Die Röntgendiagnostik stellt als Basisdiagnostik die knöchernen Strukturen dar und dient dem Nachweis eines Kalkdepots, dem Fraktur- und Arthroseausschluss sowie in der sogenannten "y-Aufnahme" dem Erfassen von knöchern bedingten Einengungen des subacromialen Gleitraumes durch einen Acromionsporn oder kaudalen Osteophyten des AC-Gelenkes. Die Sonographie als erweiterte Basisdiagnostik stellt Entzündungen der Bursa subacromialis, versteckte Kalkdepots sowie Rupturen der Rotatorenmanschette dar.

Als erweitertes Diagnostikum dient die Magnet-resonanztomographie – es werden zusätzlich chondrale, labrale und tendinöse Strukturen dargestellt. Insbesondere bei traumatischen Pathologien, die mit starken Schmerzen, deutlichen periartikulären Schwellungen sowie blockierenden Bewegungseinschränkungen einhergehen, ist die zeitnahe MRT-Diagnostik obligat. Die Computertomographie dient der weiteren Feindiagnostik von ossären Veränderungen.

Konservative Therapie

Die konservative Therapie beinhaltet alle Maßnahmen, die der Antiphlogistik und Analgesie dienen. In der akuten Schmerzphase kommen das modifizierte PECH-Schema (Pause, Eis, Compression, Hochlagerung bzw. Schonung) sowie bei schlanken Patienten Salbenumschläge mit Voltaren® zur Anwendung. Zur systemischen Medikation werden die klassischen NSAR unter Beachtung von Kontraindikationen verschrieben, wobei langfristige Dauereinnahmen vermieden werden sollten.
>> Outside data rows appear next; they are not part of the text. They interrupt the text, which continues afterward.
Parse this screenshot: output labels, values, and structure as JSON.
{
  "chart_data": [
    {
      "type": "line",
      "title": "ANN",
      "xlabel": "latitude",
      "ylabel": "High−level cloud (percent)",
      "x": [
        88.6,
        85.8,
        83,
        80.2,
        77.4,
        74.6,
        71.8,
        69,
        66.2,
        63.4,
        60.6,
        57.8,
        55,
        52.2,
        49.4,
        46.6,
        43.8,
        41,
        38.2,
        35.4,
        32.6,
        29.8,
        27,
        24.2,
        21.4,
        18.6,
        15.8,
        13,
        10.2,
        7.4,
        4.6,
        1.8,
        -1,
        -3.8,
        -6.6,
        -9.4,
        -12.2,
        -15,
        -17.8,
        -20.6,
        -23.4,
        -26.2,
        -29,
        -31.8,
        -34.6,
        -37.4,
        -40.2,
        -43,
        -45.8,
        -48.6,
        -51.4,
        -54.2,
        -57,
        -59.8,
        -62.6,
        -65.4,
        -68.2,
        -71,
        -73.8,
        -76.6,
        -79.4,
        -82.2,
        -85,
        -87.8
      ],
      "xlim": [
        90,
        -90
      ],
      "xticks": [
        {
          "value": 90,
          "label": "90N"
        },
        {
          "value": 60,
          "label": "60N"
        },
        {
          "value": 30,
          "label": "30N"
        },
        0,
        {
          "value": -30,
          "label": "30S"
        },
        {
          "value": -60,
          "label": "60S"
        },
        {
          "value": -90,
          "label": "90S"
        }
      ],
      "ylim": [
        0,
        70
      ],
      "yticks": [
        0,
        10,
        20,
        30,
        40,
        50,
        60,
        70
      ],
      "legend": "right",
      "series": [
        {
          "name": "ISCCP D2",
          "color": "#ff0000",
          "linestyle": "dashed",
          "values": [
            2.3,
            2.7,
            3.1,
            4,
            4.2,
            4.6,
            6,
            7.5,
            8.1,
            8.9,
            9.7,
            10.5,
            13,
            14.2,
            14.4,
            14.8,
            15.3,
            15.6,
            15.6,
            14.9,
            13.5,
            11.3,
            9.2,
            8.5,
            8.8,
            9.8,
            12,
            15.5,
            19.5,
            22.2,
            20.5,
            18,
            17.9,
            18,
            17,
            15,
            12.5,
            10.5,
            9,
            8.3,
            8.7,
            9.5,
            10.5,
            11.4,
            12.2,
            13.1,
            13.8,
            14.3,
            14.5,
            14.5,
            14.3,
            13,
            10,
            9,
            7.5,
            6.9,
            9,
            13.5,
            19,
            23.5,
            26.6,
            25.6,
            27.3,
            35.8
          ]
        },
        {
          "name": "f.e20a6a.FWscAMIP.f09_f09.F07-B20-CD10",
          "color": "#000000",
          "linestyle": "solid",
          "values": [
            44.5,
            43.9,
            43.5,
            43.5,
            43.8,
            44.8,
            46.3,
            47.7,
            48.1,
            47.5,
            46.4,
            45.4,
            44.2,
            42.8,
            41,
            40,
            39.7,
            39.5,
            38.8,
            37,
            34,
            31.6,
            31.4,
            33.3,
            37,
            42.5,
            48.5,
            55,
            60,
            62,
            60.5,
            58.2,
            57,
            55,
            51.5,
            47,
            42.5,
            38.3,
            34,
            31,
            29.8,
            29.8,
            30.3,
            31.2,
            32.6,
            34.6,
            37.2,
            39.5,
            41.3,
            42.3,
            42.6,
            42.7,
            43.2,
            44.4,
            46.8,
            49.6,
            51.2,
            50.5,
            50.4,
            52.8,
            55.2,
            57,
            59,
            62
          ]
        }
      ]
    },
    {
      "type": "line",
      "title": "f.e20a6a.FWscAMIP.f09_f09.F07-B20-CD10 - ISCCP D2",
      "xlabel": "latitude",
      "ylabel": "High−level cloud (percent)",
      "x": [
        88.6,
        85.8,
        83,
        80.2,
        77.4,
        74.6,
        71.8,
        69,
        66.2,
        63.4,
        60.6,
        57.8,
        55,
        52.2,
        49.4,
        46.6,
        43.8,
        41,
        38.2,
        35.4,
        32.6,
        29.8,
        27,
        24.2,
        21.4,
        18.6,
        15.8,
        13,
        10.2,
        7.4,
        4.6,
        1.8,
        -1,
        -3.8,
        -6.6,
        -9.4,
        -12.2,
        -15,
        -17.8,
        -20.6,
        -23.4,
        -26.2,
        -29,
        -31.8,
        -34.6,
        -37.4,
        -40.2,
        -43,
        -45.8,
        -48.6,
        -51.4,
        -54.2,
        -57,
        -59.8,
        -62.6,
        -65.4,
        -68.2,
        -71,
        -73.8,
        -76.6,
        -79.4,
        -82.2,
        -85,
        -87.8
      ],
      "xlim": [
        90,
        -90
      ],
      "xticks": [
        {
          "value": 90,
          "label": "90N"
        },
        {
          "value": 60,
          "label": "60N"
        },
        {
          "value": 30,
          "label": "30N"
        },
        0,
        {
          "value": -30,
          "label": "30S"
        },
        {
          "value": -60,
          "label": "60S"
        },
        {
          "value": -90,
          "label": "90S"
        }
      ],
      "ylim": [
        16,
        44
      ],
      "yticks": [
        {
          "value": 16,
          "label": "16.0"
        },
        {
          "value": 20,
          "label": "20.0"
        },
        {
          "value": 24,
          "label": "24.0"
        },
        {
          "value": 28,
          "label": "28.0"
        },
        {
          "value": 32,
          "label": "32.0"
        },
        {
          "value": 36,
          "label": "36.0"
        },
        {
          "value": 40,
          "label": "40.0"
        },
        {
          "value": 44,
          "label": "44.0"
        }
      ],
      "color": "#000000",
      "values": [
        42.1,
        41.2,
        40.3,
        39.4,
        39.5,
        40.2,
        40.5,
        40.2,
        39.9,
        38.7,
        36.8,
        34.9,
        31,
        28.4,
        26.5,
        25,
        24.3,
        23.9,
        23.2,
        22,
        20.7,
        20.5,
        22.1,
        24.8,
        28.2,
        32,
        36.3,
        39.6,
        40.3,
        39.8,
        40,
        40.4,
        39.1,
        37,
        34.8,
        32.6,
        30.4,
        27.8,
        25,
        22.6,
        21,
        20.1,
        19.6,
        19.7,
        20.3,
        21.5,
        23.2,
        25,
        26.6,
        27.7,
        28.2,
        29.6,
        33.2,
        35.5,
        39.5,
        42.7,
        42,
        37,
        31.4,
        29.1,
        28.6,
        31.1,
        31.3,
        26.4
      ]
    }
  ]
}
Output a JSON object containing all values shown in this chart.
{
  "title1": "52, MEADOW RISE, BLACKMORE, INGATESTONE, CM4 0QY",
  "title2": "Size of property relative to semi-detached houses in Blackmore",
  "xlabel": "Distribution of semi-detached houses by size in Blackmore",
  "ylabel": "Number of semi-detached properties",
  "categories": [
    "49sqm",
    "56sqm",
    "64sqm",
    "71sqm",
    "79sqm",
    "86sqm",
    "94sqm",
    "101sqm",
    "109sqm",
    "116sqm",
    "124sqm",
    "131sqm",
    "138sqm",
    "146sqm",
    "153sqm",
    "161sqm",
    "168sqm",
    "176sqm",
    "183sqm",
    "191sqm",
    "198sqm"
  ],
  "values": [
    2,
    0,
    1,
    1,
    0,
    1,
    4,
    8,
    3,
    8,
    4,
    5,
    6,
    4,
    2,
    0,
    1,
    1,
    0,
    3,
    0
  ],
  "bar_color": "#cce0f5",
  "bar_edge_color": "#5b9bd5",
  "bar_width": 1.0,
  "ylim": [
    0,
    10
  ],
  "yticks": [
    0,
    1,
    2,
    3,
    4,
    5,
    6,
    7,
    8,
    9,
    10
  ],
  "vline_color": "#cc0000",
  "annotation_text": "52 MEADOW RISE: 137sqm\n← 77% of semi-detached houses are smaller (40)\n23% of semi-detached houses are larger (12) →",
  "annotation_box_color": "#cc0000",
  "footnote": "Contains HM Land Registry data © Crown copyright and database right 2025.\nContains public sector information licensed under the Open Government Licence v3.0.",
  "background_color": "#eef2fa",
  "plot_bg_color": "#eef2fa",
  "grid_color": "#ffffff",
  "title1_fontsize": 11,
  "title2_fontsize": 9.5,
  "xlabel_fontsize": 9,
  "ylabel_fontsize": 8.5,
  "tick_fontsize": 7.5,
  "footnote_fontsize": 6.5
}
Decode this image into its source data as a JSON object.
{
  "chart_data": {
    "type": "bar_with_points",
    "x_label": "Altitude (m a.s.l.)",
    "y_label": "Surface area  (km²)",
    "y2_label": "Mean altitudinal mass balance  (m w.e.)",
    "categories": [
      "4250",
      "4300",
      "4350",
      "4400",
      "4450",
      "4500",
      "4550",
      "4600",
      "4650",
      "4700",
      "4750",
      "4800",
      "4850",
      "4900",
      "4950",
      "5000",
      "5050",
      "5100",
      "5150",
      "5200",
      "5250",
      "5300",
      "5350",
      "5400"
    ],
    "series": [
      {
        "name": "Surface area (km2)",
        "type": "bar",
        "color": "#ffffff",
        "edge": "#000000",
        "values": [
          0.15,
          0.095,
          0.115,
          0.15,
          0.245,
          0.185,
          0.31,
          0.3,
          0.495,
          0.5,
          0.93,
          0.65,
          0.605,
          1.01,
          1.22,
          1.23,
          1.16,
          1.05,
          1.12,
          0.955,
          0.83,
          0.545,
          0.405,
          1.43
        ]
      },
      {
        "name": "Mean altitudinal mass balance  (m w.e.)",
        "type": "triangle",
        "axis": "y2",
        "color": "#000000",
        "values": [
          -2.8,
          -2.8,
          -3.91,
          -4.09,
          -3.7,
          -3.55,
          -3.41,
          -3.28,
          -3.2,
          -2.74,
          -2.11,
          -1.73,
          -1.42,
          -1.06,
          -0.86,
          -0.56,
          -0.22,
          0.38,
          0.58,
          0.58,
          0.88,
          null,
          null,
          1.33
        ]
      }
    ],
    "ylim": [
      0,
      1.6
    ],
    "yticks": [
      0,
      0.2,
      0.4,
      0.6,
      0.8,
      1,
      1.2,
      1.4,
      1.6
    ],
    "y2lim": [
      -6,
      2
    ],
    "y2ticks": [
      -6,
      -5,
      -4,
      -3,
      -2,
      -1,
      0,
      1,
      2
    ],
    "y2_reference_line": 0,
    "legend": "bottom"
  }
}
Eine effektive schmerzlindernde Maßnahme bei allen entzündlichen Ursachen stellt die lokale Infiltration eines Kortisonpräparates dar (z. B. Lipotalon®). Insbesondere akute Entzündungsschmerzen der Bursa subacromialis sprechen auf eine subacromiale Infiltration gut an. Ebenso kann durch gezielte, am besten sonographisch gestützte Infiltration in das AC-Gelenk ein symptomatisches, schmerzendes Schultereckgelenk erfolgreich therapiert werden. Allerdings sollten nicht mehr als drei Kortisoninjektionen über einen Zeitraum von drei Monaten verabreicht werden.

Muskuläre Dysbalancen oder reduzierte Dehnungsfähigkeiten der tendo-muskulären Einheiten und der Kapsel werden durch den Physiotherapeuten behandelt, wobei stets die Motivation und Anleitung des Patienten zur Eigenübung erfolgen sollte. Zentrierende Übungen der Rotatorenmanschette (z. B. Trainieren der Innen- und Außenrotation gegen Widerstand am Theraband) sind sehr wirksam. Außerdem sollte insbesondere bei funktionellen Problemen der Patient zur Korrektur seiner Haltung angehalten werden ("Rucksackübung", d. h. der Patient sollte seine Schulterblätter nach unten-hinten ziehen). Das Verwenden eines Kinesiotapes ist insbesondere bei muskulär bedingten Schmerzen sowie Myogelosen hilfreich.

Operative Therapie

Bei Schmerzen, die auf einer dauerhaften Einengung des subacromialen Gleitraumes beruhen, kann in arthroskopischer Technik dieses Engpasssyndrom beseitigt werden. Bei einer Dekompression werden knöcherne Engpässe abgetragen, wie z. B. ein hakenförmiges Acromion oder ein AC-Gelenk-Osteophyt bei Arthrose. Große Kalkdepots, die sich typischerweise in der Sehnenoberfläche befinden und diese verdrängen, können unter arthroskopischer Sicht ausgeräumt werden.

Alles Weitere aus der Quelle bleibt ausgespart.